Голос незнакомый. Даже показалось, что с кавказским акцентом. Откуда ему известен номер "мобильника"?

– Ну слушаю, слушаю, чего вы молчите? Представьтесь наконец! И вообще, откуда вы знаете этот номер?

– Ти не горячись, – был ответ. И это типично кавказское "ти" очень насторожило Турецкого. Он определенно никогда не слышал этого голоса, а значит, ничего хорошего сей абонент не предвещает.

– Повторяю, с кем имею честь? – строго, но без злости спросил Турецкий.

– С хорошим человеком. Который тебе добра желает. Ти не бросай трубку. Ти выслушай, что скажу, а потом думай. Хорошо думай, да?

– Ну-ну?

– Что ти торопишься? Тебе еще долго ехать до своей конторы, а кругом пробки. Понимаешь, какое дело? Один тоже хороший человек хочет с тобой побеседовать. Поговорить по душам. Как мужчина с мужчиной, откровенно. Но он еще не знает, как ти отнесешься к этому его предложению. Поэтому я тебя решил побеспокоить немного. Ти не обижайся, пожалуйста, да?

– Как зовут человека-то?

– Почему не сказать? Скажу. Олегом его зовут. Никифоровичем. Ти его наверняка знаешь.

– Это Авдеев, что ли? – Разговор все больше заинтриговывал Турецкого. – И с чего это ему вдруг потребовалось проводить со мной душевные беседы? Или почуял, что жареным запахло? Кстати, а "ти", – не удержался он от соблазна, – кто такой? Неужели сам Гоги?
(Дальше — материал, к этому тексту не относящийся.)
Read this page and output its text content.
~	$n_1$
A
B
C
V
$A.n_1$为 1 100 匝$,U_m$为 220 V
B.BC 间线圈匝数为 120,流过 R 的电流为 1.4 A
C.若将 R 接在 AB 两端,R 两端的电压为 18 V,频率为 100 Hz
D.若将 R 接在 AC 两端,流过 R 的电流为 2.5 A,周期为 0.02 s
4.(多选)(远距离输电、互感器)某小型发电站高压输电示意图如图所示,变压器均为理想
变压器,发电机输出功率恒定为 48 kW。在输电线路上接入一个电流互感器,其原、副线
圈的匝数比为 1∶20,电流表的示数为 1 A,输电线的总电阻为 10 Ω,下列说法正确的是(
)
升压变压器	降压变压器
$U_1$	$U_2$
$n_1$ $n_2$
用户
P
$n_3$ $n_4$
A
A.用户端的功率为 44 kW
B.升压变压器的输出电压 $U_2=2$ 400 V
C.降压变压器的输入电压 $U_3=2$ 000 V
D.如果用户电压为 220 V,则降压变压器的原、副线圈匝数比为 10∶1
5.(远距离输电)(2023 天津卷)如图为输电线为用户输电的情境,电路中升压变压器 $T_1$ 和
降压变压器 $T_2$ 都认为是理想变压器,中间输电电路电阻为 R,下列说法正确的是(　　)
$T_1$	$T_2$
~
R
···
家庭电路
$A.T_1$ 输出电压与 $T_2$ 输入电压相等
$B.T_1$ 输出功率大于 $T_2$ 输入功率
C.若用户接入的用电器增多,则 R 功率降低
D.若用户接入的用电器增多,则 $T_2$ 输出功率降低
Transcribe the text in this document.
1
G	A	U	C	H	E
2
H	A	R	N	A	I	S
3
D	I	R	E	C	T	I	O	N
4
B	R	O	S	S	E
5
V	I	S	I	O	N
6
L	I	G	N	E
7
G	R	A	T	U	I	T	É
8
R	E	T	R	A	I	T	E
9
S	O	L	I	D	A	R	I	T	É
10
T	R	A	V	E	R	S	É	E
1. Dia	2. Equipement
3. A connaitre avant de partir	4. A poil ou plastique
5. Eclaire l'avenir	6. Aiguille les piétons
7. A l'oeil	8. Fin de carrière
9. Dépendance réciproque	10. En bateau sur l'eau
– Видишь, – помедлив, сказал собеседник, – слава впереди человека бежит. Узнал меня. Сам узнал, я не говорил... Это хорошо, наверно, мы поймем друг друга. Вот ти говоришь – жареное! Нет, ти не прав. Ваши сотрудники держат в Бутырке сына Олега. А папа волнуется. Адвоката не допускают, ничего толком не предъявляют. Одни нарушения. Я так понимаю, он хочет у грамотного человека спросить, что делать в такой ситуации, да? Выслушать совет, может быть, сам что-то посоветовать. В конце концов, все мы люди! У каждого своя семья есть. Свои дети. Свои домашние заботы. Почему не обсудить спокойно, за столом? Оказывая друг другу уважение, да? Что ти скажешь, Сандро уважаемый, на эти мои слова?
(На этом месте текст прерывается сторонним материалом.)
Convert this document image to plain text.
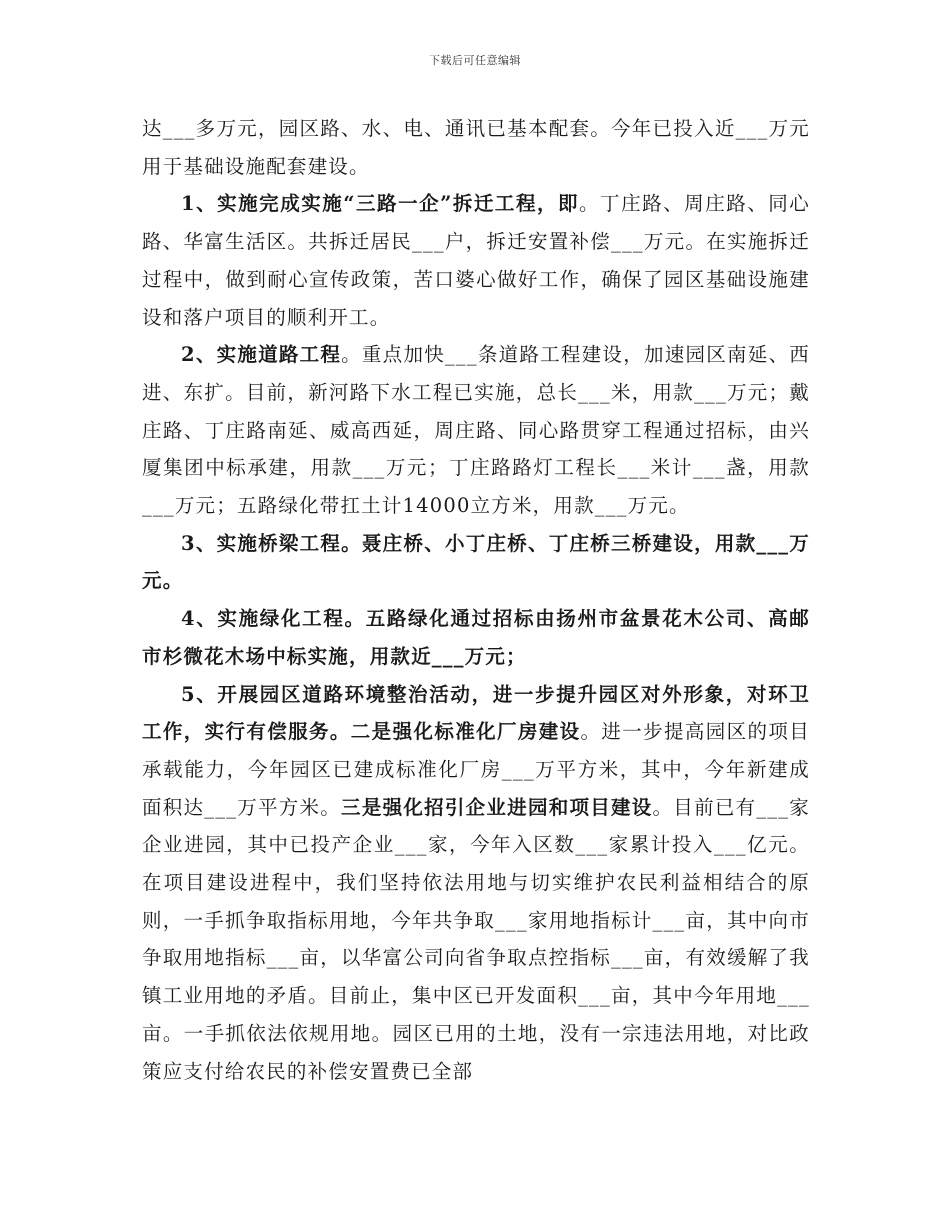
下载后可任意编辑

达___多万元，园区路、水、电、通讯已基本配套。今年已投入近___万元用于基础设施配套建设。

1、实施完成实施“三路一企”拆迁工程，即。丁庄路、周庄路、同心路、华富生活区。共拆迁居民___户，拆迁安置补偿___万元。在实施拆迁过程中，做到耐心宣传政策，苦口婆心做好工作，确保了园区基础设施建设和落户项目的顺利开工。

2、实施道路工程。重点加快___条道路工程建设，加速园区南延、西进、东扩。目前，新河路下水工程已实施，总长___米，用款___万元；戴庄路、丁庄路南延、威高西延，周庄路、同心路贯穿工程通过招标，由兴厦集团中标承建，用款___万元；丁庄路路灯工程长___米计___盏，用款___万元；五路绿化带扛土计14000立方米，用款___万元。

3、实施桥梁工程。聂庄桥、小丁庄桥、丁庄桥三桥建设，用款___万元。

4、实施绿化工程。五路绿化通过招标由扬州市盆景花木公司、高邮市杉微花木场中标实施，用款近___万元；

5、开展园区道路环境整治活动，进一步提升园区对外形象，对环卫工作，实行有偿服务。二是强化标准化厂房建设。进一步提高园区的项目承载能力，今年园区已建成标准化厂房___万平方米，其中，今年新建成面积达___万平方米。三是强化招引企业进园和项目建设。目前已有___家企业进园，其中已投产企业___家，今年入区数___家累计投入___亿元。在项目建设进程中，我们坚持依法用地与切实维护农民利益相结合的原则，一手抓争取指标用地，今年共争取___家用地指标计___亩，其中向市争取用地指标___亩，以华富公司向省争取点控指标___亩，有效缓解了我镇工业用地的矛盾。目前止，集中区已开发面积___亩，其中今年用地___亩。一手抓依法依规用地。园区已用的土地，没有一宗违法用地，对比政策应支付给农民的补偿安置费已全部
– А что? – как бы задумчиво спросил сам у себя Турецкий. – Возможно, и есть смысл обсудить некоторые вопросы с человеком, к которому их у меня накопилось за последнее время немало. Вполне возможно.
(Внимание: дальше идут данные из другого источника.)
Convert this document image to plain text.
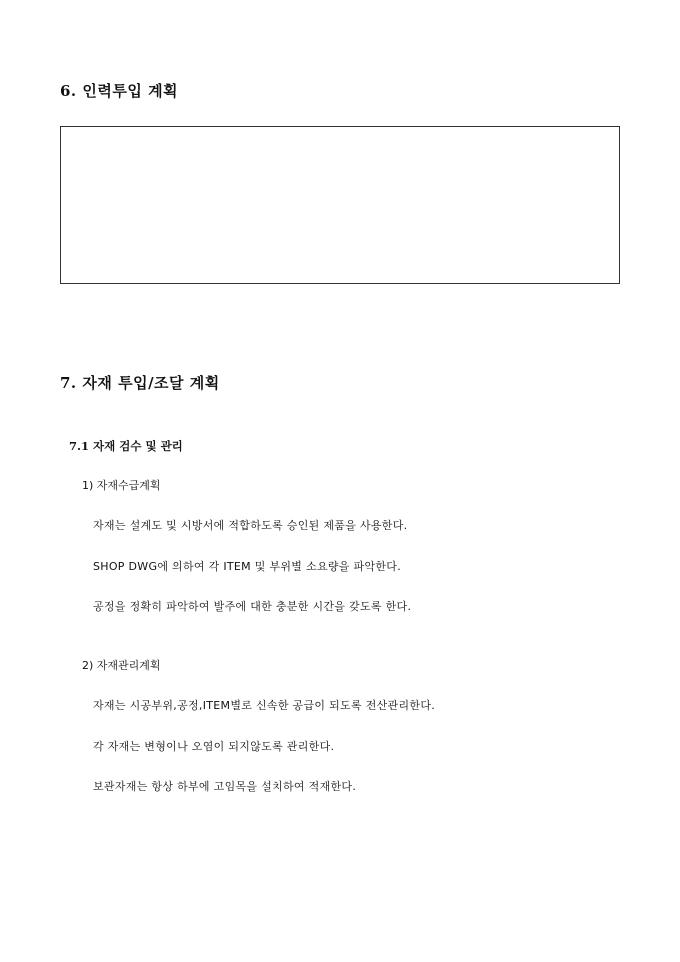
6. 인력투입 계획
7. 자재 투입/조달 계획
7.1 자재 검수 및 관리
1) 자재수급계획
자재는 설계도 및 시방서에 적합하도록 승인된 제품을 사용한다.
SHOP DWG에 의하여 각 ITEM 및 부위별 소요량을 파악한다.
공정을 정확히 파악하여 발주에 대한 충분한 시간을 갖도록 한다.
2) 자재관리계획
자재는 시공부위,공정,ITEM별로 신속한 공급이 되도록 전산관리한다.
각 자재는 변형이나 오염이 되지않도록 관리한다.
보관자재는 항상 하부에 고임목을 설치하여 적재한다.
– Ну вот видишь, а я что говорил? Нормальные серьезные мужчины всегда могут понять друг друга!

– Я бы на вашем месте, Георгий Илларионович, не торопился. Я сказал, что не исключаю подобного разговора. Но не уточнил места, где нам с Авдеевым было бы удобнее всего обменяться мнениями по ряду взаимно интересующих нас проблем.

– А вот это, уважаемый Александр Борисович, не проблема. Место мы назначим любое, на какое пальцем укажешь. Говори, где хочешь?

– Ну, на первый раз у себя, в рабочем кабинете. В Генеральной прокуратуре.

– Не понял? – раздельно произнес Гоги.

– А я и предупреждал: не надо торопиться. Всему свое время. В том числе и разговорам. Но это хорошо, что вы, Георгий Илларионович, сами вышли на связь. Не заставили долго разыскивать. У меня к вам тоже имеется просьба. Дело в том, что мне сегодня срочно нужно проконсультироваться по одному банковскому вопросу, касающемуся вашего "Делового партнера", с главным юристом, господином Семихатько. А он, как мне сообщили вчера в вашем офисе, был экстренно вызван к господину Авдееву. За ним даже машину прислали. С охраной. И с тех пор ни слуху ни духу. Дома тоже ничего определенного сообщить не смогли. Я к чему? Не могли бы вы для начала устроить мне встречу с ним? Или это не в ваших силах?

Возникла пауза. Ее четко отметил Турецкий. Вероятно, Гоги быстро соображал, как возразить, как отказать, чтоб не выглядело подозрительным, что соврать, но убедительно и, главное, чтобы выглядело максимально правдоподобно, но трудно проверяемо.